The DNAinfo archives brought to you by WNYC.
Read the press release here.

6-Story Building Planned for Site of Abandoned Harlem Church

By Gustavo Solis | September 15, 2015 4:57pm | Updated on September 15, 2015 5:35pm
 New owners of the church bought the building July 2 and the city approved plans to demolish it on July 15, records show.
New owners of the church bought the building July 2 and the city approved plans to demolish it on July 15, records show.
View Full Caption
DNAinfo/Gustavo Solis

HARLEM — The new owner of an abandoned church set for demolition on West 122nd Street filed plans with the city to build a new 6-story building on the lot.

The Second Friendship Baptist Church sold the former horse stable to a private buyer for $1.5 million in July. Within days, the new owner filed demolition plans with the Department of Buildings.

Since then, the local block association has been trying to save part of the church.

“What we are hoping is to save the façade or incorporate the design of the façade into the new design,” said Cindy Worley, who has lived on the block more than 30 years. “I think it would be a benefit to have a set of condos on the street reminiscent of the carriage house.

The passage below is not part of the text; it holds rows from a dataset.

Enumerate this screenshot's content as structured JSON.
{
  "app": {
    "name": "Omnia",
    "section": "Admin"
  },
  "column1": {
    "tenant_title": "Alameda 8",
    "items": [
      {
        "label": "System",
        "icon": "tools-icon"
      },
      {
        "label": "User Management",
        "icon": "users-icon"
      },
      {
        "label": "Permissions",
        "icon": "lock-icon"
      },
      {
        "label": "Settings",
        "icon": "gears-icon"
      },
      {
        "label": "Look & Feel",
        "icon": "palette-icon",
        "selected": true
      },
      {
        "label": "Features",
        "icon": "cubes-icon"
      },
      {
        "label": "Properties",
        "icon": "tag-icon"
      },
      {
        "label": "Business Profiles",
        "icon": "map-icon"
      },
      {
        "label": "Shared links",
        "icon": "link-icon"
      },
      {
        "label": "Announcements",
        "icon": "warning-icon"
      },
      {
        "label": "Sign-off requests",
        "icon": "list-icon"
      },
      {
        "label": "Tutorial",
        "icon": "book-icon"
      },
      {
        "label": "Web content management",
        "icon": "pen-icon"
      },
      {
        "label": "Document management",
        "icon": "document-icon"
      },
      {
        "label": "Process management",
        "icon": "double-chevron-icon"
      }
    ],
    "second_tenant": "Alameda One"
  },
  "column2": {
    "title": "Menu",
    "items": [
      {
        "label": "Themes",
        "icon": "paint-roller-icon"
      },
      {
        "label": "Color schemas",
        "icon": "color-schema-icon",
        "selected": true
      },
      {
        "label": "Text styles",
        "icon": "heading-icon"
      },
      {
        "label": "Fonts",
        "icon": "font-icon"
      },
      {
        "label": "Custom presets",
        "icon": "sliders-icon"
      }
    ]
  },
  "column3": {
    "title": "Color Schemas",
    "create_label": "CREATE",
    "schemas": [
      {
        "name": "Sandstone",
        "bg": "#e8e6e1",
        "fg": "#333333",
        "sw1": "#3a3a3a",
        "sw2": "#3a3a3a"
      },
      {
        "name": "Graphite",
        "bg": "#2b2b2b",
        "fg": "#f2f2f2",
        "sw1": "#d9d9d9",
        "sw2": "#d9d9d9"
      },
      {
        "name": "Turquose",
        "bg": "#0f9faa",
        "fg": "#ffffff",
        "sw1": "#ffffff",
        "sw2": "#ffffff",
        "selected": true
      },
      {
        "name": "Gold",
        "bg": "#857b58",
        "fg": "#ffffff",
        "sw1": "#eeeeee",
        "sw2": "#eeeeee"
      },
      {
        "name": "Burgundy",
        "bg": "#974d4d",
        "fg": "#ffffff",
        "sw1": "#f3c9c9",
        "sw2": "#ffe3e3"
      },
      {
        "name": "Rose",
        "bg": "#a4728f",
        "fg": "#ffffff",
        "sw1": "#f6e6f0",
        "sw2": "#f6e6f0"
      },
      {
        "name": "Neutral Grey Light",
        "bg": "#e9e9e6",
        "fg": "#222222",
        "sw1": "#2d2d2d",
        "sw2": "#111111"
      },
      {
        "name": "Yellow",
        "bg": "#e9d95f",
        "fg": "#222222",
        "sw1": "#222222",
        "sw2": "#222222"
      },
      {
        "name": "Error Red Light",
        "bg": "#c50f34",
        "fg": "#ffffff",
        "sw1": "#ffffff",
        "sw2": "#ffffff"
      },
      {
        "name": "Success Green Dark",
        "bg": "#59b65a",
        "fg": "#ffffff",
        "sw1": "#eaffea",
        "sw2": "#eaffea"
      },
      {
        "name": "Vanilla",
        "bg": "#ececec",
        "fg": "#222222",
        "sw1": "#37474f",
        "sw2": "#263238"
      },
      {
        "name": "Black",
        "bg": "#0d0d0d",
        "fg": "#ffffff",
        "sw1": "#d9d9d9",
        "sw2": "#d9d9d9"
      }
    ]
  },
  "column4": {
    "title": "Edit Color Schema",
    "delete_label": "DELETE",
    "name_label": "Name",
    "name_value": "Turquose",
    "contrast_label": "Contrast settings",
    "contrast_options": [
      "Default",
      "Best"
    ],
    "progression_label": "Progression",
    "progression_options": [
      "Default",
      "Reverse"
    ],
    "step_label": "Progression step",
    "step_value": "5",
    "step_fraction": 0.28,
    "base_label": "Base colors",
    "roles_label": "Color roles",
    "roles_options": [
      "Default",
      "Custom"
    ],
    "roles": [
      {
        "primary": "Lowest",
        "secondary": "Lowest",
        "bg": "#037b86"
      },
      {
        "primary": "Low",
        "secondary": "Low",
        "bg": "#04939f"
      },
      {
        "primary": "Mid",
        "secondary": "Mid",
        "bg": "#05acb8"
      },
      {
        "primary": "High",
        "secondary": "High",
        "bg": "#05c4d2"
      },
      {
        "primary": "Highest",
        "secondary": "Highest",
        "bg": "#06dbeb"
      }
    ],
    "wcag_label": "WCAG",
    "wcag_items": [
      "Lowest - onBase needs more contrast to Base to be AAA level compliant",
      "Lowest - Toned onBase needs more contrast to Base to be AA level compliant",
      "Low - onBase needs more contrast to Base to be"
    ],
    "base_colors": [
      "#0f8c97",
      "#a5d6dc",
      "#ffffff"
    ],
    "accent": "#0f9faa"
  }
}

I mean you could call it the ‘Stable House.’”

Plans for a new building were filed Friday and have not yet been approved by the Department of Buildings, records show.

The plans do not contain a design for the 8,800 square foot building, which will have a roof terrace, a penthouse, and a cellar.

In August, the block association met with State Sen. Bill Perkins to ask for his help in preserving the historic building, possibly by expediting the landmark process.

Perkins' office did not respond to questions about about plans for the new building.

News of the filings puts more pressure on the block association to act fast.

“It seems like we have to stay on top of it,” Worley said.

Worley hasn’t seen the new design and hopes that there are elements of the stable on the new building. She said the new owner has indicated that he is open to the idea.

The owner did not respond to questions about the building’s design Tuesday afternoon.

Michael Henry Adams, a historian who has been working with the block association to try to preserve part of the church, is confident that they can come to some sort of agreement with the new owners.

“[We] remain hopeful that meeting with the owners, they can come to some accommodation with the community,” he said.

By saving what is left of the stable the developers could benefit from tax credits, similar to the ones the developers of the Corn Exchange Building received, he added.